Heroes “Minor” Fonvizin
The most famous comedy of Fonvizin, “The Minor,” is one of the first-class works of Russian literature. The playwright portrayed in it, firstly, the ignorant, ancient education of noble children; secondly, the brutal arbitrariness of the landowners, their inhuman treatment of serfs.
You can read about the main characters of the play, Mrs. Prostakova, and her son, Mitrofanushka, in the articles on our site especially dedicated to them: Characteristics of Mrs. Prostakova in “The Minor” Fonvizin and Characteristics of Mitrofan in “The Minor” Fonvizin. Next, we outline the other characters in the play.
Prostakova’s husband, Mitrofan’s father, is a timid and weak-willed man, so beaten and intimidated by his wife that he has neither his desires nor his opinions. “With your eyes,” he tells his wife, “my men see nothing.”
Skotinin, Prostakova’s brother, is a comic person. He is depicted a little caricature with his exaggerated passion for pigs, which he himself innocently explains as follows: “People are clever in front of me, and between pigs I myself am more intelligent.” He received the same upbringing as his sister, and as rude as she: she treats pigs “not as an example better than people”; but in his whole figure there is some kind of comic good humor, occurring, however, from extraordinary stupidity. His name, as well as the names of other actors, are chosen by Fonvizin in accordance with the properties of their characters or activities.
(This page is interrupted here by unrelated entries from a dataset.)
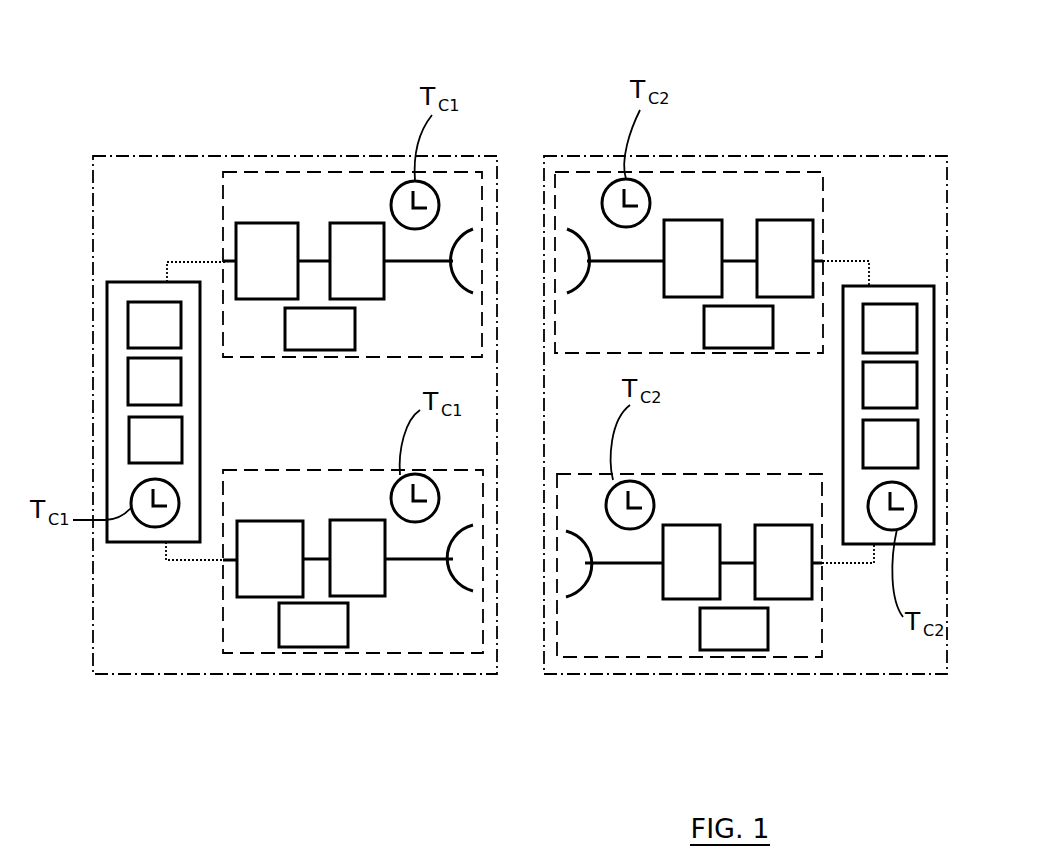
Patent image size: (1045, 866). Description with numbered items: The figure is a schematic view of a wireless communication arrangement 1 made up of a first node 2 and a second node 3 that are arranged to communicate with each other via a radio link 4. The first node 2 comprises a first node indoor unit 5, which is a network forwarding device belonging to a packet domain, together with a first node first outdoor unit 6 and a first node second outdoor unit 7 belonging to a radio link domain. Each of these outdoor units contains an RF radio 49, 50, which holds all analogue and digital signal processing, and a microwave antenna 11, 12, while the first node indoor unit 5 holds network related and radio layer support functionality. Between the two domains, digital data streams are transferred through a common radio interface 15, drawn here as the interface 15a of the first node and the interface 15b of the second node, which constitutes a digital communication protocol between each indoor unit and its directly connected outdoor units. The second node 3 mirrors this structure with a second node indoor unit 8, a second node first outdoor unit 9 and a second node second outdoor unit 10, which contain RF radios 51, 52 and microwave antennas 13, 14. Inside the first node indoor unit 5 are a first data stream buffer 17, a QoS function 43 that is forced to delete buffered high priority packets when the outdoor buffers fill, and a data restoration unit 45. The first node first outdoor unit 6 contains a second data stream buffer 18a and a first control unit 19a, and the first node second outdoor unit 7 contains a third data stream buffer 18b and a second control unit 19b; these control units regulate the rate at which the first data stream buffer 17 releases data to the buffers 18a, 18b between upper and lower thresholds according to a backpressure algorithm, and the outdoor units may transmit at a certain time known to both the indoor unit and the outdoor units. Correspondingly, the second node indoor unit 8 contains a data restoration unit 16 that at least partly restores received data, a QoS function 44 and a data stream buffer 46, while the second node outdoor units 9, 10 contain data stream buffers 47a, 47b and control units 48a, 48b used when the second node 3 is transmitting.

The wireless communication arrangement 1 is at (256, 60).
The first node 2 is at (157, 156).
The second node 3 is at (767, 674).
The radio link 4 is at (516, 645).
The first node indoor unit 5 is at (132, 542).
The first node first outdoor unit 6 is at (283, 172).
The first node second outdoor unit 7 is at (333, 470).
The second node indoor unit 8 is at (893, 286).
The second node first outdoor unit 9 is at (677, 172).
The second node second outdoor unit 10 is at (655, 474).
The microwave antenna 11 is at (471, 226).
The microwave antenna 12 is at (459, 591).
The microwave antenna 13 is at (568, 226).
The microwave antenna 14 is at (566, 597).
The common radio interface 15 is at (192, 262).
The common radio interface 15a is at (182, 560).
The common radio interface 15b is at (860, 563).
The data restoration unit 16 is at (905, 400).
The first data stream buffer 17 is at (169, 340).
The second data stream buffer 18a is at (287, 275).
The third data stream buffer 18b is at (290, 573).
The first control unit 19a is at (340, 343).
The second control unit 19b is at (333, 639).
The QoS function 43 is at (169, 397).
The QoS function 44 is at (905, 343).
The data restoration unit 45 is at (170, 455).
The data stream buffer 46 is at (905, 459).
The data stream buffer 47a is at (805, 273).
The data stream buffer 47b is at (804, 576).
The control unit 48a is at (758, 341).
The control unit 48b is at (754, 643).
The RF radio 49 is at (372, 275).
The RF radio 50 is at (372, 572).
The RF radio 51 is at (708, 273).
The RF radio 52 is at (706, 576).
A few strokes, but very vividly, depict the teacher Mitrofan, retired sergeant Tsyfirkin and seminarian Kuteikin. Tsyfirkin teaches Mitrofan about arithmetic, as his name implies; this is an honest old soldier. Kuteikin says that he left the seminary without completing the course: “Fear the abyss of wisdom.” He is a completely ignorant person; the only thing left for him to stay in the seminary is the manner of using often Church Slavonic expressions; besides, Kuteikin is an avid and self-interested, “insatiable soul,” as Prostakova characterizes him.